AMD Launches Instinct MI325X AI Accelerator, Reveals MI355X AI Powerhouse And New DPUs
We’ve got coverage of Turin and the Ryzen AI PRO 300 Series you should check out; here we’re going to focus on AMD’s Instinct and Pensando disclosures.
AMD Instinct MI325X AI Accelerator Ships This Quarter To Battle NVIDIA's H200
If you recall, AMD revealed the Instinct MI325X, the follow-on product to the highly successful MI300X, earlier this year. The MI325X expands on its predecessor with higher performance HBM3E with nearly double the memory footprint as well, but it’s not quite the beast AMD had originally talked about. More on that in a moment.The AMD Instinct MI325X is similar to the MI300X in terms of its GPU configuration, but its power management and frequency and voltage curves have been optimized to increase compute performance and it’s paired to faster and higher-capacity HBM3E memory. The MI300X features 192GB of HBM3 memory, whereas the MI325X has 256GB of HBM3. That HBM3 memory is also clocked higher and offers over 6TB/s of peak bandwidth, which is a 13% bump over the 5.3TB/s of the MI300X. Note, however, that 256GB is a 32GB reduction from the 288GB AMD had originally announced. At the Advancing AI event, AMD reps disclosed that its targets for MI325X have changed somewhat, and the company made the decision to cut memory capacity a bit to best address the market opportunity.
Somewhat higher frequencies (we don’t have exact numbers) and all of that additional memory and memory bandwidth effectively improves the MI325X’s compute performance.
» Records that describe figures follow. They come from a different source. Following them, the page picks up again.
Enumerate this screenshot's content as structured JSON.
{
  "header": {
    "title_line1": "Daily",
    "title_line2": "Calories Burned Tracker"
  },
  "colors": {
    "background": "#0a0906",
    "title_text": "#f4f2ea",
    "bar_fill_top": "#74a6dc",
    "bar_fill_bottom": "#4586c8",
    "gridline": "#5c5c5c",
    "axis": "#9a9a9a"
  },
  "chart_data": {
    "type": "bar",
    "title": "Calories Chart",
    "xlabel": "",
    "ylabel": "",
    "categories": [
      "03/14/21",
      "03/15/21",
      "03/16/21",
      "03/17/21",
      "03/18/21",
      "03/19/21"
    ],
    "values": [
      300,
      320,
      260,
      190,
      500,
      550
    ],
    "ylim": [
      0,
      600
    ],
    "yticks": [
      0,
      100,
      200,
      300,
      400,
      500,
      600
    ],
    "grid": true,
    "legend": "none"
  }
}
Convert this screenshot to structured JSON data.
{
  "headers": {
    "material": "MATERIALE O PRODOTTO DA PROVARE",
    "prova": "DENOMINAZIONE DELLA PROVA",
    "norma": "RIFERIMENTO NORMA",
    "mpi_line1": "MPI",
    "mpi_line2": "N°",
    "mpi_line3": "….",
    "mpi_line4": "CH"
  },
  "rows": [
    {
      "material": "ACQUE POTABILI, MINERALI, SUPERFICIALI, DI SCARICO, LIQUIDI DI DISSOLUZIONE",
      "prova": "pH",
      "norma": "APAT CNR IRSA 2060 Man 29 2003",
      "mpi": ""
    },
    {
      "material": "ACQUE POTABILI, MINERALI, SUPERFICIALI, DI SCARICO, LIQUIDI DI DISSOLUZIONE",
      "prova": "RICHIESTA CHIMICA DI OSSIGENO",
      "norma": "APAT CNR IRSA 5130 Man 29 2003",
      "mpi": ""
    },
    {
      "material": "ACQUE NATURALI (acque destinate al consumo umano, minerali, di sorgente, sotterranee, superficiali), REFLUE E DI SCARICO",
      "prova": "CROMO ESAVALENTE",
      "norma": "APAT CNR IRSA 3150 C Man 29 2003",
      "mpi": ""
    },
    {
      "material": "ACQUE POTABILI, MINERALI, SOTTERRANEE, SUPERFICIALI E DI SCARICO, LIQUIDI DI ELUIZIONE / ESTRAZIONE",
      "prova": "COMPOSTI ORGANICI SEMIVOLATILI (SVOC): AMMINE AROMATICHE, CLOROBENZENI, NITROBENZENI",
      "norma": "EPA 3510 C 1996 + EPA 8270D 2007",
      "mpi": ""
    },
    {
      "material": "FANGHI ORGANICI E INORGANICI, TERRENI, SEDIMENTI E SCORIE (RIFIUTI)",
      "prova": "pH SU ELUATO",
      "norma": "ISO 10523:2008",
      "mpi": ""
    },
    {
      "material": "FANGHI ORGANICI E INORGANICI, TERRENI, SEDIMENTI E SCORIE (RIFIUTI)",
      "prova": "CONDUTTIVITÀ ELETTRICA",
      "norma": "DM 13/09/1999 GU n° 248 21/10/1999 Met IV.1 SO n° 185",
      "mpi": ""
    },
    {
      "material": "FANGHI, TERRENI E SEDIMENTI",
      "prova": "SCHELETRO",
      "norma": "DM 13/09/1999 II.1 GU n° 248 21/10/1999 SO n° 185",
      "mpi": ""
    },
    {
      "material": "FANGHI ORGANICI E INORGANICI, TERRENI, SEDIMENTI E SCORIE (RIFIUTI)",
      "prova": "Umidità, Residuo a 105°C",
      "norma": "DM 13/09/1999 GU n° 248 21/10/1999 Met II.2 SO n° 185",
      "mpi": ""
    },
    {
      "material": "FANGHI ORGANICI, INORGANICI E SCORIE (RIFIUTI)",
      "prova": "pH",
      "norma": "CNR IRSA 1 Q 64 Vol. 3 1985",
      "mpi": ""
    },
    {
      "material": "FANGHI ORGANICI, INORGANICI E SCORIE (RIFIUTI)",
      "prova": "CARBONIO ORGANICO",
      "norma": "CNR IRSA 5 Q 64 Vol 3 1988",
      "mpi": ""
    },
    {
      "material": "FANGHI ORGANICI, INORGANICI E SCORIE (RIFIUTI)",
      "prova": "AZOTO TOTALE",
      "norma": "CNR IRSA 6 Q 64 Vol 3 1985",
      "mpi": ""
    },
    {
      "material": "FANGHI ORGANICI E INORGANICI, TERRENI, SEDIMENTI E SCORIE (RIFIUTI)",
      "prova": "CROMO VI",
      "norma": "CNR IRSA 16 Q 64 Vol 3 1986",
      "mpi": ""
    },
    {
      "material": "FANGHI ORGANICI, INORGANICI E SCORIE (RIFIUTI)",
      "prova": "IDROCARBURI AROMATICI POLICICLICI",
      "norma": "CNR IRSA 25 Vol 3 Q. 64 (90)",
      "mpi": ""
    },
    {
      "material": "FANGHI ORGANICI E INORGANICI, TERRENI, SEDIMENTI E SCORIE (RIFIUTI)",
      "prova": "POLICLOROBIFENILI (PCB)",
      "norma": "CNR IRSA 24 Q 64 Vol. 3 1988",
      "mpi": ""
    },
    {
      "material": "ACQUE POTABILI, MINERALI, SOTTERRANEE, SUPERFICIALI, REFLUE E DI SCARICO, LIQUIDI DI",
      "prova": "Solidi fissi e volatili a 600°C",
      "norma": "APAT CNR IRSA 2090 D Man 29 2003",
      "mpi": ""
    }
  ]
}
By keeping more data closer to the GPU, and feeding that data into the chip more quickly, GPU resources are more effectively and more efficiently utilized, which results in higher realized performance in the real-world.
Versus NVIDIA’s H200 and H200HGX, AMD is claiming some significant performance gains with a variety of models and workloads. AMD showed significant leads in inference workloads with multiple models of various sizes, and competitive training performance as well. The Instinct MI325X’s higher memory capacity, however, and AMD’s continued optimization of its AI software stack, set the company up well for future models that are likely to require more and more memory capacity.
AMD Announces The Instinct MI355X AI Accelerator
The successor to the Instinct MI325X was also revealed today – the Instinct MI355X. Details were scarce regarding the MI355X, but a few details were given, which jibe with initial hints that were provided at Computex. The Instinct MI355X will be based on a new GPU architecture – CDNA 4 – and will arrive sometime in the second half of next year. In comparison to the current-gen CDNA 3-based MI300X family, the MI355X is manufactured using a more advanced 3nm process node, it will feature 288GB of HBM3E memory, and it supports new FP4 and FP6 data types.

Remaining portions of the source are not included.